In Philadelphia this September, when Pope Francis celebrates an outdoor Sunday Mass with some 1,500 priests and an estimated 1.5 million lay people, he will be standing in a sanctuary designed by James Lenahan, a Glen Ellyn, Illinois, native who recently graduated from the University of Notre Dame with a Master of Architecture degree.

On his first visit to the United States, Pope Francis will be in Philadelphia for the eighth annual World Meeting of Families. The Sept. 27 Mass in front of the Philadelphia Museum of Art will be the gathering’s main event.

Lenahan’s design was selected by the Archdiocese of Philadelphia from numerous submissions it had invited from schools of architecture in the United States. “It was an outstanding opportunity,” said Lenahan, “and it aligned perfectly with the mission of the Notre Dame School of Architecture to promote the values of traditional and classical architecture.”

In Lenahan’s plan, the sanctuary’s backdrop, altar, ambo, lectern and four ceremonial chairs for the Pope and three deacons were all designed with the theme of the World Meeting of Families in mind. The altar plan includes two cross-shaped supports joined at the center, suggestive of a family united in Christ. “I wanted to reaffirm the family as a visible sense of God’s presence and love,” Lenahan said. “While no family is without challenges, a family rooted in God has great potential for love, joy and fullness of life. I wanted to incorporate triangular elements which evoke solidity and bring to mind the Holy Family of Jesus, Mary and Joseph.”

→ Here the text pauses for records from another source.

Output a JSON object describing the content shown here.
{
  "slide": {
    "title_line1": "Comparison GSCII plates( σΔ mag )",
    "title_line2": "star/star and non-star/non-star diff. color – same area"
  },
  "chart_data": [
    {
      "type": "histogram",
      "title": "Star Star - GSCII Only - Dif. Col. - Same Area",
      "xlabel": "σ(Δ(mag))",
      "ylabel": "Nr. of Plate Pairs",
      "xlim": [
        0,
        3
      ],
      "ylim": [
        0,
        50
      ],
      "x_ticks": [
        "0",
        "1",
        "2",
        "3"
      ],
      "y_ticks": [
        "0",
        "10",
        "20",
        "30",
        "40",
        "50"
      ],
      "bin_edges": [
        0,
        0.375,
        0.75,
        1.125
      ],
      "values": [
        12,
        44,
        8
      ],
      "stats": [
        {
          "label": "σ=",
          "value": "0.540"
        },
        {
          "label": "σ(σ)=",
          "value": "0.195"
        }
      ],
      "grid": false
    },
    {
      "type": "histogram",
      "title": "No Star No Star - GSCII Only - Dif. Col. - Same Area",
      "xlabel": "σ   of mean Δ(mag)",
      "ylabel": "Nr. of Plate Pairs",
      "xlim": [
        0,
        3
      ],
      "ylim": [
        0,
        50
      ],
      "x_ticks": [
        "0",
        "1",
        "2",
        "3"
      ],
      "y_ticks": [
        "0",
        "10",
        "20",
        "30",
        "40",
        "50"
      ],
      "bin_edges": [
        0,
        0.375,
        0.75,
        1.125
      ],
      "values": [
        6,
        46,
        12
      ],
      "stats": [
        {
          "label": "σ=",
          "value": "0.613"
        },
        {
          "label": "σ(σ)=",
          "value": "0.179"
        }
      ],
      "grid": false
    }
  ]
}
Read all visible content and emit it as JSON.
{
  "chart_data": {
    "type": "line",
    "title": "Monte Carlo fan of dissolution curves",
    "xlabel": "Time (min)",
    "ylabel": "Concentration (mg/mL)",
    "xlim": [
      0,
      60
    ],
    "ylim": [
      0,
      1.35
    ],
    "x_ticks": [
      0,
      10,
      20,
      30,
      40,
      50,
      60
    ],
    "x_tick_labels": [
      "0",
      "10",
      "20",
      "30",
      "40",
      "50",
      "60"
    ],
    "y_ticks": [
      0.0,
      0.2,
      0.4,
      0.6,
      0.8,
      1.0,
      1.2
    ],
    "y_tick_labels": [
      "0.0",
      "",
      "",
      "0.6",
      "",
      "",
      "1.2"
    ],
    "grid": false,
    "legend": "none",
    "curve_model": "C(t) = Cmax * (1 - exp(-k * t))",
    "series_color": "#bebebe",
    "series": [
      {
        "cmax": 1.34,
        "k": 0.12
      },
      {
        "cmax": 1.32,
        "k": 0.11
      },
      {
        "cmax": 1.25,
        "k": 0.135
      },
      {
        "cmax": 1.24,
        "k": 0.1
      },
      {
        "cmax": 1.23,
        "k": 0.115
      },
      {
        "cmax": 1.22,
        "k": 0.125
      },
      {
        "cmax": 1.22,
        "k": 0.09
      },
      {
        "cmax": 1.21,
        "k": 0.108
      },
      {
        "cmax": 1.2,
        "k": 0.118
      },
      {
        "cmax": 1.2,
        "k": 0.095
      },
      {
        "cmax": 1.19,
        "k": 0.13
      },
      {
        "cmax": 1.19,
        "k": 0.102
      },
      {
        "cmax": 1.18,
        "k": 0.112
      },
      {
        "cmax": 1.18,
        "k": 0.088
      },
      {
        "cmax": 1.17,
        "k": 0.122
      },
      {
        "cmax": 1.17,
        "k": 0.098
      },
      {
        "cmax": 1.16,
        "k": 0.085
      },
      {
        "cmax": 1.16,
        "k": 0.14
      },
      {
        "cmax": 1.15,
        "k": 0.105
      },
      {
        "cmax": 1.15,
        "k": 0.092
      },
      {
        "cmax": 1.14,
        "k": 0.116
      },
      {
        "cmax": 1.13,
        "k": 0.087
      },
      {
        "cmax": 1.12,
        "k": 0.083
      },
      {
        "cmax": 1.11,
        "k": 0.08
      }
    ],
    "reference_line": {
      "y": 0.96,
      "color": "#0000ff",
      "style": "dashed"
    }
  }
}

Samantha Salden, assistant dean for graduate studies in Notre Dame’s architecture school, is proud to see this achievement of an alumnus of the school’s graduate program. “It only makes sense that an institution, and global community, that values tradition as living and vibrant today would select a design rooted in the living language of traditional architecture,” she said. “We hope that Jim’s dignified design for the sanctuary area for the papal Mass will add to the power and meaning of the occasion and that it will contribute to the revival of decorous civic and sacred architecture which, through its physical durability and universally meaningful forms, express both a community’s shared history and optimism for the future.”